Die »Locale« Funktionen dienen zur Anpassung der Standard C Library an länderspezifische Gegebenheiten.

Soll ein Softwareprogramm in andere Länder exportiert werden, so muss der Entwickler eine Reihe von Besonderheiten berücksichtigen, die aufgrund der andersartigen Sprache und Kultur auftreten. Insbesondere betrifft dies das Datumsformat, die Formate von Zahlen und Währungen, die Sortierreihenfolge, den Zeichensatz und natürlich die Übersetzung von Benutzermeldungen. Zur Unterstützung dieser Funktionen gibt es in der Standard C Library den Begriff der »Locale«, im deutschen Sprachgebrauch spricht man in diesem Zusammenhang auch von der »Lokalisierung« einer Software.

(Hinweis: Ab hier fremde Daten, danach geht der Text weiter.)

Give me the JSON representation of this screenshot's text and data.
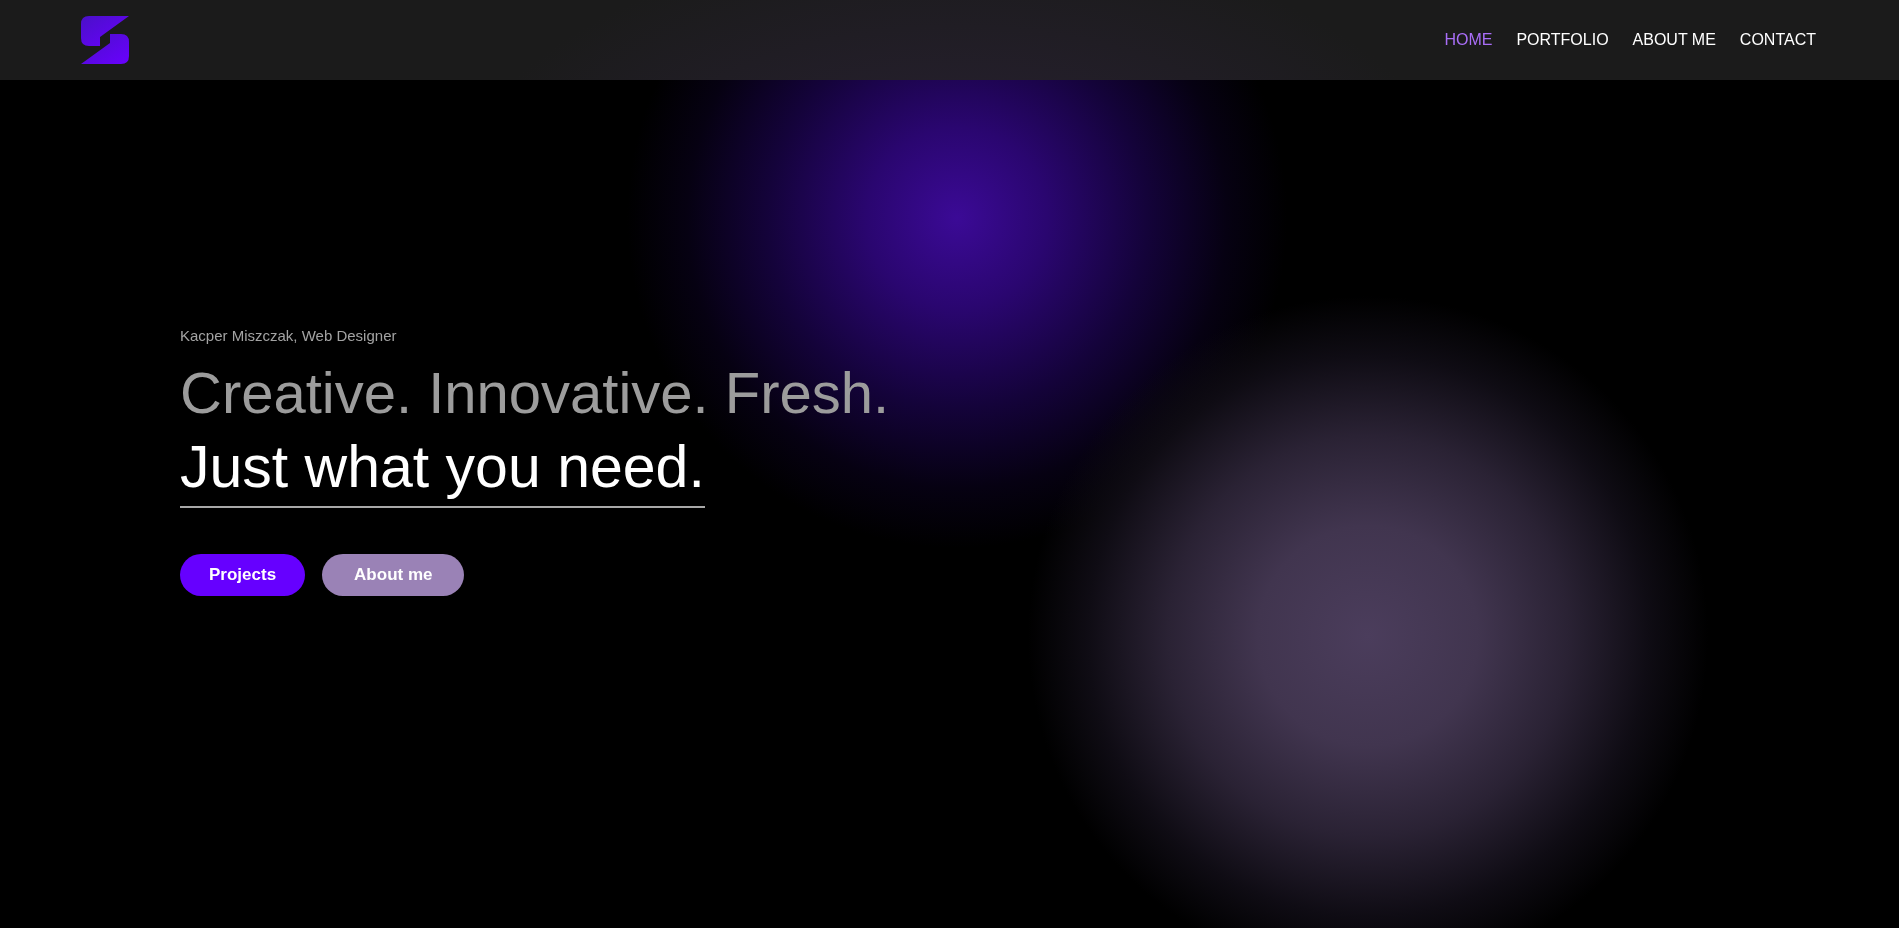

Leider ist die Art und Weise der Locale-Unterstützung stark vom Betriebssystem abhängig, die nachfolgenden Ausführungen beziehen sich daher hauptsächlich auf Linux mit der glibc 2. An einigen Stellen wird auf die Unterschiede zu Windows hingewiesen.

Immer dabei: Die C Locale

Standardmäßig verwendet ein Programm die sogenannte »C« Locale. Diese ist die einzige auf allen Betriebssystemen mit Sicherheit vorhande Locale. Sie bietet allerdings nur Unterstützung für den 7 bit Zeichensatz, Datumsausgaben erfolgen gemäß den amerikanischen Konventionen in der Form Tuesday 08/14/01 16:01:22. Arbeitet ein Programm mit deutschen Umlauten oder soll die Datumsangabe in der im Inland gebräuchlichen Form erfolgen, so ist die C Locale ungeeignet.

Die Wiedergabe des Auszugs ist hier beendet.